В первом списке введены три тогдашних либеральных министра; в последующих – царских министров больше не имеется. В первом списке затем видно влияние умеренной части блока («октябристов»); но не исключены и популярные имена думской оппозиции. Эти последние повторяются и в двух следующих списках; но Родзянко заменен кн. Львовым. Второй список, кроме Гучкова, молчит об «октябристах» и вставляет министерство труда. Третий возвращается к добросовестному представительству думских фракций блока и вводит внеблоковых левых.
Характерно отметить, что второй список, составленный партийными левыми, не отклоняется от общей линии и не содержит партийных левых имен. Между тем Е. Д. Кускова, по просьбе нашего к. д. Дм. Ив. Шаховского, собрала у себя целый букет левых для составления этого списка, который он повез на кадетский съезд. Тут были и с.-р. (Беркенгейм), и с.-д. (Н. К. Муравьев), и даже большевики (И. И. Скворцов и Э. Л. Гуревич-Смирнов). Кадетов было только двое (Авсаркисов и Максимов-Оглин). В конце только приехал Л. И. Лутугин, добродушный циник, «беспартийный левый», которого мы знаем по 1905 г., – и вышутил задачу собрания: «Ваше буржуазное министерство не может просто столкнуть старых калош самодержавия и мирно засесть в новых мундирчиках на их места».
Тем не менее с.-р. и с.-д. намечали «буржуазное министерство»! В письме ко мне Е. Д. Кускова объяснила это кажущееся противоречие совершенно правильно. Теперь, как и в 1905 г., общее мнение левых было, что в России переворот должен начаться с буржуазной революции. Социалисты принципиально не хотели брать власти с самого начала, оставляя это для следующей «стадии». Нам великодушно предоставлялась отсрочка, и весь вопрос для нас был, как ею воспользоваться. Я и сам разделял это мнение о психологии всех революций. Я только не намеревался складывать рук в ожидании, пока наступит следующая «стадия».

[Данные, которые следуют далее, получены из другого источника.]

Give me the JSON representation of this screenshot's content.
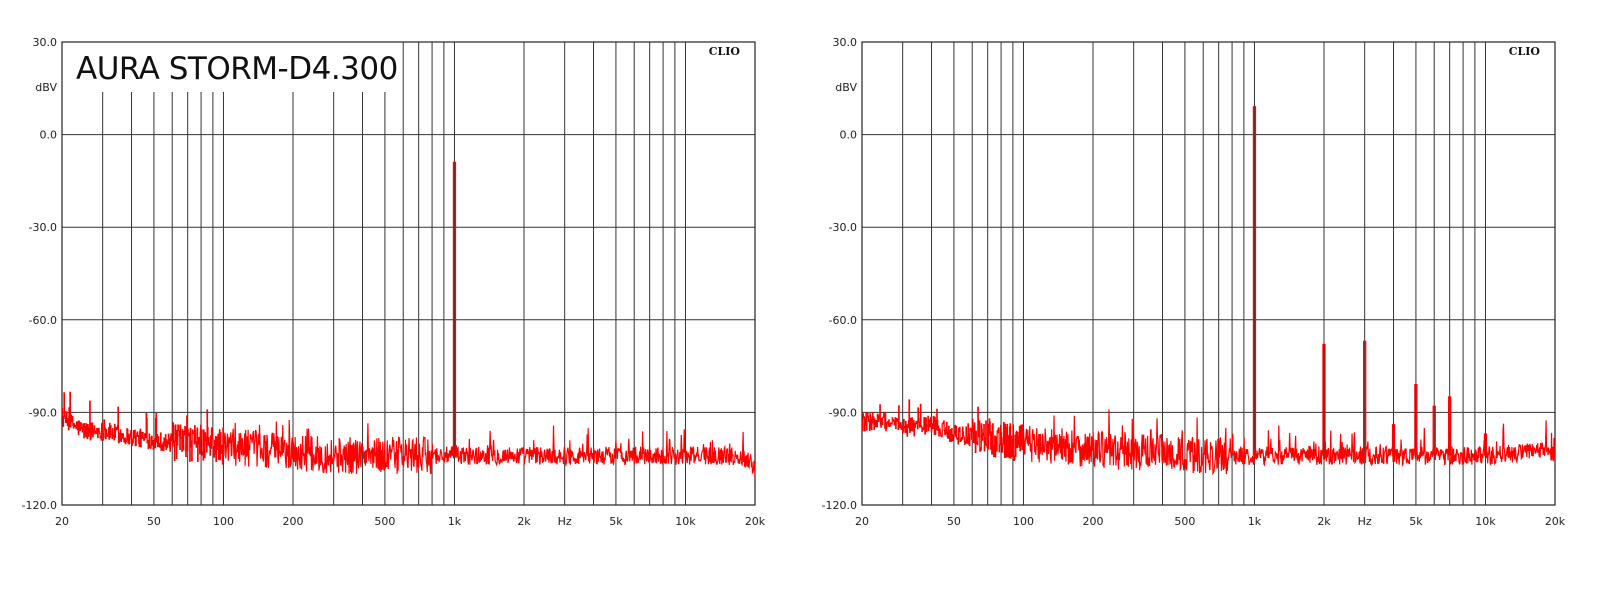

Остановлюсь еще в этой связи на смене Родзянко кн. Львовым в звании премьера. Достаточно прочесть воспоминания Родзянко, чтобы понять, до какой степени этот человек не подходил для той роли, которую должна была сыграть Государственная Дума в предстоявшем перевороте. Но он продолжал мнить себя вождем и спасителем России и в этой переходной стадии. Его надо было сдвинуть с этого места, и я получил соответственное поручение, согласовавшееся с моими собственными намерениями. Заменить в планах блока председателя Думы председателем земской организации было нелегко. Но я эту миссию исполнил.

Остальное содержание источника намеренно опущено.